Italian producer of heating and cooling systems

Giacomini is a global producer of underfloor & ceiling heating and cooling systems, thermal energy metering and water & gasses regulation. Currently Giacomini employs over 1000 workers, exporting around 80% of its production in over 100 countries all around the world. The headquarters of Giacomini is in San Maurizio d'Opaglio, Italy.
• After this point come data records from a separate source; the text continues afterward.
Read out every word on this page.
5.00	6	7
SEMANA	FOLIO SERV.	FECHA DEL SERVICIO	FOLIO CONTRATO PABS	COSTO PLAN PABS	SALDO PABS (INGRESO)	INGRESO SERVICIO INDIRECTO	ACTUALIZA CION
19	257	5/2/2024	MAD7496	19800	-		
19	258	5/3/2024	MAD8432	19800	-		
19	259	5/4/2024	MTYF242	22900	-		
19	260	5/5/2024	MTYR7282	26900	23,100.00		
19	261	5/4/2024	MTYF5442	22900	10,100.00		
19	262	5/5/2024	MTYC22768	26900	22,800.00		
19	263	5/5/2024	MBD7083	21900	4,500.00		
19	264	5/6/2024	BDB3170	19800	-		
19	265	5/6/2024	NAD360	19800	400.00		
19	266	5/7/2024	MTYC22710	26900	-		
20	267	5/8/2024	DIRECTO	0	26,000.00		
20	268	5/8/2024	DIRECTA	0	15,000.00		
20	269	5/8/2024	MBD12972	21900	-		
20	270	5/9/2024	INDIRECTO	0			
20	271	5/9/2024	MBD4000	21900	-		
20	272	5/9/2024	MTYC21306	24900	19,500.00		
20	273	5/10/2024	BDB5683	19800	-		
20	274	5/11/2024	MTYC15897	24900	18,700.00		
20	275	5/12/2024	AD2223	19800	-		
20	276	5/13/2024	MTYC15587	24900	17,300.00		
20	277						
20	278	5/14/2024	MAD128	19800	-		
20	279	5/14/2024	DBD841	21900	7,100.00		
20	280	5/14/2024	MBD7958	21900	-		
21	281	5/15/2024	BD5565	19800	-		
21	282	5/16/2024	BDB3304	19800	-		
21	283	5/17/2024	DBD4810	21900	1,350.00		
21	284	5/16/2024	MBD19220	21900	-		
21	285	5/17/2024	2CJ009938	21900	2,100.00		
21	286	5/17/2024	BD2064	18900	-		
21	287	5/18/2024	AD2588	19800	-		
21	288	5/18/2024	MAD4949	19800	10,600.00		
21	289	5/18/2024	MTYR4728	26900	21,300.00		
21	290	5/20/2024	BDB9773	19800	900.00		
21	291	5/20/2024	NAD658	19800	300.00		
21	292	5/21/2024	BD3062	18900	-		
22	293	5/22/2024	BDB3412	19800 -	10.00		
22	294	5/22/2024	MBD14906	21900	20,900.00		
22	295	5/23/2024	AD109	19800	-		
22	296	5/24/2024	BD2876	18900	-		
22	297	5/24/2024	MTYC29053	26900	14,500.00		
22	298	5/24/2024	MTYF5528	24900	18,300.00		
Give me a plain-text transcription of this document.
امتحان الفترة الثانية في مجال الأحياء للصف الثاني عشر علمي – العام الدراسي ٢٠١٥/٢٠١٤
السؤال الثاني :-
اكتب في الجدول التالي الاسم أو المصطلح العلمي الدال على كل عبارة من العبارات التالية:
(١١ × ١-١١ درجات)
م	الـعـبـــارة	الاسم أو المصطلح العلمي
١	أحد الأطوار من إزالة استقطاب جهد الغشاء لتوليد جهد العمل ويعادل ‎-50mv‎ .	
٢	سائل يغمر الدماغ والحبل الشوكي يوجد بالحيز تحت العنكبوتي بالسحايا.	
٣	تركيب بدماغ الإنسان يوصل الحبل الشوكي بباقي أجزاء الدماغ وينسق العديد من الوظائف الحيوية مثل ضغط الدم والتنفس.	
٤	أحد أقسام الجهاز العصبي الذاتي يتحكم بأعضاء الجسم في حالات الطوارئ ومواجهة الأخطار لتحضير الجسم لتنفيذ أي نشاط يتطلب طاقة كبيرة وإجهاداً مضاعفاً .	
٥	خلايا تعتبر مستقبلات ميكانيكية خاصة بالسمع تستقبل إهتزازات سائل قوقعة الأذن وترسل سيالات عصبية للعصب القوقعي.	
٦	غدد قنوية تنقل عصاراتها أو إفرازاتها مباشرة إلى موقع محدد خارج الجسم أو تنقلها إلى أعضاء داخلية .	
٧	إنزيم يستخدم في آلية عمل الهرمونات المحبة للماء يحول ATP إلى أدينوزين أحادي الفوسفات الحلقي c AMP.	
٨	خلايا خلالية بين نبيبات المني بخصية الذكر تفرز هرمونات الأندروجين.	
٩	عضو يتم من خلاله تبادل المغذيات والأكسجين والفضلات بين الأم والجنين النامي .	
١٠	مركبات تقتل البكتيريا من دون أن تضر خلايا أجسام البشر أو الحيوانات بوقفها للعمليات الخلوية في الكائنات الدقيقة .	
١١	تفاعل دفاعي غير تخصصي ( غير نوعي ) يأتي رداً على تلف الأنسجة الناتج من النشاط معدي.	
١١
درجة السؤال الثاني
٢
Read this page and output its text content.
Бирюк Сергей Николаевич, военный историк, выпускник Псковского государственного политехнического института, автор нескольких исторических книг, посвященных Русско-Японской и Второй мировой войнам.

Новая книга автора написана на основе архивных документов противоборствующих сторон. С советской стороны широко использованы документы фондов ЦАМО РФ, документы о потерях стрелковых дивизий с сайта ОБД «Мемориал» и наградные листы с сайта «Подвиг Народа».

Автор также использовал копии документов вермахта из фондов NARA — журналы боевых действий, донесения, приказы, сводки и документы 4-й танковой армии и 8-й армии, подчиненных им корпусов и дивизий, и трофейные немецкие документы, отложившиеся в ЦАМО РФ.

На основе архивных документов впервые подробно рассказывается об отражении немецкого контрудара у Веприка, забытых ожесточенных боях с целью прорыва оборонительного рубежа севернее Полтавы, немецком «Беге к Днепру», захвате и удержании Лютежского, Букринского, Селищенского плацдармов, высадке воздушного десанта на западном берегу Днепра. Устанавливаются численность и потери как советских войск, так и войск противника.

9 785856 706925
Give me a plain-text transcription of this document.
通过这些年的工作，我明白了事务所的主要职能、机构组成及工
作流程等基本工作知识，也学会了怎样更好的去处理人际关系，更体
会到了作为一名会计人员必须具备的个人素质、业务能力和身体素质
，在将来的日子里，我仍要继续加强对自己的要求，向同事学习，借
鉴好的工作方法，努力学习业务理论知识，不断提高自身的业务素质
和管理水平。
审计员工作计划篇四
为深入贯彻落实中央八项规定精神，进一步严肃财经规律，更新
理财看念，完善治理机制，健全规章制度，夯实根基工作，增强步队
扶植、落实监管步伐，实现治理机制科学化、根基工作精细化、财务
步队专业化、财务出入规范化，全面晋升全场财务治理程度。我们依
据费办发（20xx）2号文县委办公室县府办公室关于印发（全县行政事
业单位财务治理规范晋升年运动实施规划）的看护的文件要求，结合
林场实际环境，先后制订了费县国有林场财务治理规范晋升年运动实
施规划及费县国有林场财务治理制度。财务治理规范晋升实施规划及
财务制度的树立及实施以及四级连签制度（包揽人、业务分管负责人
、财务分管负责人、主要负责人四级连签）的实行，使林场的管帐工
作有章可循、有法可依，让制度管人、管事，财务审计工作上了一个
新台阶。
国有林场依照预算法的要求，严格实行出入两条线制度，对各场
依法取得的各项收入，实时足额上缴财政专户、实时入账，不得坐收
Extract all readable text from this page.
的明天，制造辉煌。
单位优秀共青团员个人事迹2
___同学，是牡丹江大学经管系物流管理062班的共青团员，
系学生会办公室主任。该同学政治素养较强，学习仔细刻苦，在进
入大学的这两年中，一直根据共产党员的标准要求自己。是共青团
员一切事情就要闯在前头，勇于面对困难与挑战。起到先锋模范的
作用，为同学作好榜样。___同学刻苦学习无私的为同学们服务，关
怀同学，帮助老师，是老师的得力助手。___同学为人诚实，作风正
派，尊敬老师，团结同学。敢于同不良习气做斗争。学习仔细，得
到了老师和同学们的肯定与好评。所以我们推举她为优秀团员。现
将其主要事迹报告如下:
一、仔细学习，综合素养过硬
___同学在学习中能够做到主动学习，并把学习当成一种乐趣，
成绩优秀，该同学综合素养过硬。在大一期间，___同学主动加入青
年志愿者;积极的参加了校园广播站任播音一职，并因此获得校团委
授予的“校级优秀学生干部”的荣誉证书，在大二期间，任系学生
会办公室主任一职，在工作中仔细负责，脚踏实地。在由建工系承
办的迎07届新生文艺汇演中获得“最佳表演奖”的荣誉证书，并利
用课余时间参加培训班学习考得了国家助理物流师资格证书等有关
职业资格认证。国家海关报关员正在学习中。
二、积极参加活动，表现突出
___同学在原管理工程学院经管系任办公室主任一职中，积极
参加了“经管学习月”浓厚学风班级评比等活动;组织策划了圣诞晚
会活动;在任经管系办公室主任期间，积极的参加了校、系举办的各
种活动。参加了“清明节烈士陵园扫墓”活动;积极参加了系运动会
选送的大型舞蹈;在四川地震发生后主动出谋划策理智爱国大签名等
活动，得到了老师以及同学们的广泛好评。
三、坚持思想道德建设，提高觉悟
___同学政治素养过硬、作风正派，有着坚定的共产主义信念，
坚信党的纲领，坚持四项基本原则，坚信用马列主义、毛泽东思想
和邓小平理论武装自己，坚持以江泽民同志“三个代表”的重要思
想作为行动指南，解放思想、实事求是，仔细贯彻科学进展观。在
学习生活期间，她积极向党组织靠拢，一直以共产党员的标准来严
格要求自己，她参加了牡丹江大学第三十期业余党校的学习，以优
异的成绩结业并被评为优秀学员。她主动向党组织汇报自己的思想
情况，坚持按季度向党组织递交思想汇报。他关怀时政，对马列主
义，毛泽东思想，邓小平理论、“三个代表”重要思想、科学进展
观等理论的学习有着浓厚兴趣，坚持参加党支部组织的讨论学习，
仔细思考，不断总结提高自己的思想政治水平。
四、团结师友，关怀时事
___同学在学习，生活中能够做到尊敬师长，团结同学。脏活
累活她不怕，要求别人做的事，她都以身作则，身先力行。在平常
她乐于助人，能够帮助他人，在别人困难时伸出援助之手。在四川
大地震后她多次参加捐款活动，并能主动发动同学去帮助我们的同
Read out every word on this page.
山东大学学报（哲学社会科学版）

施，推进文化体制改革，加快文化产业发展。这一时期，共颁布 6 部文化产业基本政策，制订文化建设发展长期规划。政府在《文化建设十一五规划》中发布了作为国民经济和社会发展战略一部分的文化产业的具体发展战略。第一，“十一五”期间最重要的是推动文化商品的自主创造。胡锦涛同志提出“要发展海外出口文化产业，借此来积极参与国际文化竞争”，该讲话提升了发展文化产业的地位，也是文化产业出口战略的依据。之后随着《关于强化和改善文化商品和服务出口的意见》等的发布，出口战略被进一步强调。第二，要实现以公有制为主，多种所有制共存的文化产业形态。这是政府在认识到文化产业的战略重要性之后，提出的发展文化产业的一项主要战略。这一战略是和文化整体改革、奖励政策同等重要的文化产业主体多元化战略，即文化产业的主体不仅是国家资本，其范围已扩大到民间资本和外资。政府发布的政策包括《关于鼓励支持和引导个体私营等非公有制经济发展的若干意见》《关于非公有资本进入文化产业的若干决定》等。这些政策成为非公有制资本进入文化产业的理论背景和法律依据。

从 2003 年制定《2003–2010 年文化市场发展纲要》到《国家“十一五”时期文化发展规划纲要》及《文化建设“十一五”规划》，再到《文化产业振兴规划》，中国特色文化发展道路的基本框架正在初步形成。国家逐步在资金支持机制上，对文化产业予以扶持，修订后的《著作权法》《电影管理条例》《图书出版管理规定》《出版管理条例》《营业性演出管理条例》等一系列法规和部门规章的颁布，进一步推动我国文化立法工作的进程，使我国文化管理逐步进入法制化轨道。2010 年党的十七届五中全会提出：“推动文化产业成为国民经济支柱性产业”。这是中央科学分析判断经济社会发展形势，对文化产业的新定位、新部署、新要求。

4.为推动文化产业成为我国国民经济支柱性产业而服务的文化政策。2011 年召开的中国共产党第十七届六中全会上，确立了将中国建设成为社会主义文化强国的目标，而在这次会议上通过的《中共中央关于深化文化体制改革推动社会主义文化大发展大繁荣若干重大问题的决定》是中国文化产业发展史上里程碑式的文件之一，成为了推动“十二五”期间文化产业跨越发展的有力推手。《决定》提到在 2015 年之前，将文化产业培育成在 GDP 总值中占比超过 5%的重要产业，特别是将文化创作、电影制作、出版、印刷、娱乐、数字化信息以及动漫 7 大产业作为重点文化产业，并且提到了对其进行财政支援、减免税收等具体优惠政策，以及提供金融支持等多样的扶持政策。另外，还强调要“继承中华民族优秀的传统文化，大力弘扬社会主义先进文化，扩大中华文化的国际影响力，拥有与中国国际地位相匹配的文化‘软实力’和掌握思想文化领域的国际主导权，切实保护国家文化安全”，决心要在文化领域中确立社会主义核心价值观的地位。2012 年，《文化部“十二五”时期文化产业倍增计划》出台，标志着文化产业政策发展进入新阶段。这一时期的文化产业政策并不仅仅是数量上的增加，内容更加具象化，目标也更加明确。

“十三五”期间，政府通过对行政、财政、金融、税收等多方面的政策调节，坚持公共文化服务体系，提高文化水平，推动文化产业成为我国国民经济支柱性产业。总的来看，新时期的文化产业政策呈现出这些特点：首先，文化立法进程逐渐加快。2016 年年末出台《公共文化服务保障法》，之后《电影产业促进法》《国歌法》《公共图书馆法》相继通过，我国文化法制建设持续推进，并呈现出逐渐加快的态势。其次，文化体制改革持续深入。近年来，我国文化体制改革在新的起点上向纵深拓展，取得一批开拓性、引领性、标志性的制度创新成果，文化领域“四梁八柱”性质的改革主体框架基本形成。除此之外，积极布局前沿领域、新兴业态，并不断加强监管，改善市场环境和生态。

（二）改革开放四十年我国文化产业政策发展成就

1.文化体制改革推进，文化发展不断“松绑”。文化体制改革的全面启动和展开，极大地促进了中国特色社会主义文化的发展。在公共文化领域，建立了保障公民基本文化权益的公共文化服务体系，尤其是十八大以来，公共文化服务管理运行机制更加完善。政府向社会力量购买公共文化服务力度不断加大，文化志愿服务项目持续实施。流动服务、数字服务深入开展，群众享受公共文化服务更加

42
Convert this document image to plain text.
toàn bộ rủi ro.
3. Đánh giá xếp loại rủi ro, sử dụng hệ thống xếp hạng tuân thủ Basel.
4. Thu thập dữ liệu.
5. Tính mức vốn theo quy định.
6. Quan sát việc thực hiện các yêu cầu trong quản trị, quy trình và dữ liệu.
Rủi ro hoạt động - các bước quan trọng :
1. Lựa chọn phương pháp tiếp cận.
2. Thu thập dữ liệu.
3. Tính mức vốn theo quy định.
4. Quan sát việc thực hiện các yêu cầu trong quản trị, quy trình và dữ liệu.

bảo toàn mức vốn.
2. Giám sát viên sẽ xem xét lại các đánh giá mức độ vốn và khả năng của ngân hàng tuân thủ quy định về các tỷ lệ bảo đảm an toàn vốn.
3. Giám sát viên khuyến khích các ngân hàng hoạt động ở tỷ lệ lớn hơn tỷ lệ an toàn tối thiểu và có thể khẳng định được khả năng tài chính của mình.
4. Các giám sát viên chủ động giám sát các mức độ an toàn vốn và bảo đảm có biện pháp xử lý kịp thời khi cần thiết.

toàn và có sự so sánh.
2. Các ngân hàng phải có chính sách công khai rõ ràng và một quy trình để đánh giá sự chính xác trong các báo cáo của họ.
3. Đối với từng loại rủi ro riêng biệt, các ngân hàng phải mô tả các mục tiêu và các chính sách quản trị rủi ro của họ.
The company's assortment consists of more than 6,000 product items made in 4 factories in Italy. Every day Giacomini processes 100 tons of brass into 85 tons of Giacomini products.

==Company history==
- Giacomini was founded in 1951 by Alberto Giacomini as a small manufacture workshop producing brass taps.
- In 1955 the company moved to San Maurizio d'Opaglio, its current headquarters location, and started to manufacture its products in a new 1500 square meters production plant.
- In 1961 the first European Distribution Branch was set up in Waldbröl in Germany.
- In the 1970s three more branches were established in Belgium, France, Switzerland to strengthen Giacomini's position on the European market.
- In 1972 the second manufacturing unit was set up, the forging plant at Castelnuovo del Garda, in the province of Verona. The intention was an integration that could assure a better quality standard of the raw materials.
- In 1980 the advertising campaign named “Programma 80” was launched, linked to the idea of transforming a manual valve into a thermostatic one, thanks to the substitution of the hand-wheel with an automatic head.
- In 1986 the company got the BSI certification, which confirmed a company’s policy aimed to the maintenance and the improvement of the quality through strict procedures.
- In the 1990s two more branches owned by the parent company were established in Spain and Portugal, and Giacomini started to gain its position in Central Europe by partnership with private companies located in the Czech Republic and Slovakia.
- In 1994 the third manufacturing plant was opened processing plastic materials: a large window allows to observe the 20,000 square meters’ shed with all its machinery being in operation.
- In 2001 Giacomini celebrated its 50th anniversary.
- In 2002 and 2003 three new branches established in Argentina, United Kingdom and China.
- In 2006 a zero emission Hydrogen boiler was presented to the public during the Winter Olympic Games in Turin.
- In 2008 an Indian private company became a partner of Giacomini S.p.A. and started to introduce Giacomini's products and systems.
- In 2010 Giacomini invested in 20.000 square meters of photovoltaic cells, which cover the roofs of the two main production plants in San Maurizio d'Opaglio.
- In 2011 Giacomini celebrated its 60th anniversary.
- 2013 saw the start of operations in Brazil.